Personally all I want is a great story, but a good balance makes for an extra special read.

Lifino
September 5th, 2003, 12:49 AM
And if authors were writers there would be no editors...

Cephus
September 5th, 2003, 07:13 PM
I think it's a combination of the two. The best story in the world won't be enjoyed if the book it's in is unreadable. The best writing in the world won't be enjoyed if there is no story to tell. You really can't have one without the other in the world of published fiction.

Most authors fall into one camp or the other though, where they have a certain strength on one side. Some can craft a wonderful tale but their descriptions, grammar and word use are a bit off. Others have incredible descriptive abilities, but you're left with an empty feeling at the end.

Trying to have one but not the other will only end up in disaster.

drw
September 5th, 2003, 09:04 PM
I think a great story is more important. Perfectly written prose about a dead story is almost as enjoyable as reading a technical mathematics instruction manual.

The problem that makes #1 difficult to answer is even a great story has to be told by a writer with at least a decent grasp of the language. Some of the amateur writers published these days make me wonder if English was their first language, and if not, did the editor speak English as the primary language? However, it is also possible for the writer to kill a good story with overblown prose.


To question 2 I offer Orson Scott Card (as someone above did). Ender's Game, and the Seventh Son series are great stories. When I read them, I am enthralled by each and every page. Robert Jordan - I LOVE the story, but as pointed out in the thread within his forum, his writing skills are somewhat lacking. Both of which I love to read, but cannot write nearly as well as my next example..

J.R.R Tolkein.

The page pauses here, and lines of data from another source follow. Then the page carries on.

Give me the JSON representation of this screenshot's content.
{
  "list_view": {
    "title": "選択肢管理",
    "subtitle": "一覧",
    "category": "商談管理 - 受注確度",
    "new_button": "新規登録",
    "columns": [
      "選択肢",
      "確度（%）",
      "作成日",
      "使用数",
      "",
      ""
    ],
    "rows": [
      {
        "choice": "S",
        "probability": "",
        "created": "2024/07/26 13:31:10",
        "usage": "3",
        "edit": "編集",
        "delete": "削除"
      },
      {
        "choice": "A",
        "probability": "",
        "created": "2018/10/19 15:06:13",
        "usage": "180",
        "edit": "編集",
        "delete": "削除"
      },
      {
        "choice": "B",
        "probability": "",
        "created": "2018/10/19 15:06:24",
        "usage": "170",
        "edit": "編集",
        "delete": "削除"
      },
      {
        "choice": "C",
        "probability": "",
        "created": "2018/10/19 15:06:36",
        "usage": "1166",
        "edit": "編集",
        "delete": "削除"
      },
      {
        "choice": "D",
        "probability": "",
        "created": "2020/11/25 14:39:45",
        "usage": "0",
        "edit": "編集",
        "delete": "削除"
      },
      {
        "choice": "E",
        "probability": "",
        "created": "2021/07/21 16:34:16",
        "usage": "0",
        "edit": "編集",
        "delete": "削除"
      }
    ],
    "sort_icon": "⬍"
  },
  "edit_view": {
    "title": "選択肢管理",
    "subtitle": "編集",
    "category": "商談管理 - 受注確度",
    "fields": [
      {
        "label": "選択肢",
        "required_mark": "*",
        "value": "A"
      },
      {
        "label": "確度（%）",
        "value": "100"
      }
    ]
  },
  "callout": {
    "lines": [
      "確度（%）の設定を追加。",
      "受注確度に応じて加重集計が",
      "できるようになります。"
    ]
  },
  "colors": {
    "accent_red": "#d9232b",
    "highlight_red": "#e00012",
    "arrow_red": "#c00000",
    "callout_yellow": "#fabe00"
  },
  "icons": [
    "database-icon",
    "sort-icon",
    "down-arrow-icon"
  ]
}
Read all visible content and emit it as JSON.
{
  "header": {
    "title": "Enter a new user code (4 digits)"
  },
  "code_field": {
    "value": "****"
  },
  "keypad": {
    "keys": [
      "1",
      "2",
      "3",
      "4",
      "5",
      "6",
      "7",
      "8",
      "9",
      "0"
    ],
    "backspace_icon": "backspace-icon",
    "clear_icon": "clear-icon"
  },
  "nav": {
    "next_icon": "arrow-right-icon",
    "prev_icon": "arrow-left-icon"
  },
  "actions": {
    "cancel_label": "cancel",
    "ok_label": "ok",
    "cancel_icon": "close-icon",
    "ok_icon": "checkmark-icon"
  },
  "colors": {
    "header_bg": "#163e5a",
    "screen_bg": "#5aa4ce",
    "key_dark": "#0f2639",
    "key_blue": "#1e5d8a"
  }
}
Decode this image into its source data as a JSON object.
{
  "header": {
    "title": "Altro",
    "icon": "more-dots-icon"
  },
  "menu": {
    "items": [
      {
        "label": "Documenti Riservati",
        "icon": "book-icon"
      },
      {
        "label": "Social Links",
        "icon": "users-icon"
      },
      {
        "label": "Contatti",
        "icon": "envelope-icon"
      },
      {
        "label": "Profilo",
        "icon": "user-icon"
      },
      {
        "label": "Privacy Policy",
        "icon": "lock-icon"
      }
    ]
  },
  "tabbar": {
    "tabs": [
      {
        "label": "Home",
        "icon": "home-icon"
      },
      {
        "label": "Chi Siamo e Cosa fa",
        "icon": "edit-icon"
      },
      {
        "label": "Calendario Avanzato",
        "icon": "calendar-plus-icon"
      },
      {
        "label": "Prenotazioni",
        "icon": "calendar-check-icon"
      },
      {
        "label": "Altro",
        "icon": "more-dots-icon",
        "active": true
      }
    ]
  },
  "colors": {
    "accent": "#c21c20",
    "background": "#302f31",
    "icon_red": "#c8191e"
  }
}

AMAZING story. AMAZING prose. I hated them with a passion. Why? Well, he took a perfectly good story, and over-did the writing for it. His prose is amazing (his use of the language is astounding), but completely killed the story imho. I Love to study his writing, his choice of words, phrases etc is incredible. At the same time, those choices destroy the pace of the story (I realize it's probably ME and the way I interpret his works that is at fault - but these questions are about our opinions right?) Some chapters pull me into the story (I swear I was sitting in on the council meeting), while others put me to sleep every time I read at them.

In short, Story before writing (but both are important). I can read poor writing, but I can't read an uninteresting story.

DRW

Expendable
September 9th, 2003, 09:34 AM
I can't help but to think about Arthur Conan Doyle and his creation, Sherlock Holmes. And how his stories appeared in Strand magazine. And how when Doyle killed off Sherlock, public outcry forced him to bring Sherlock back to life.

Storyteller, yes. Writing? Definitely. And years after the death of the author, we're still reading the stories.

Shakespeare. Storyteller definitely. Writer most definitely. Centuries pass and we're still seeing his stuff and repeating his poems and sonnets, sighing over Romeo and Juliet.

Anyone can write. Some can write well. But to write a book of fiction, you have to be able to tell a story too.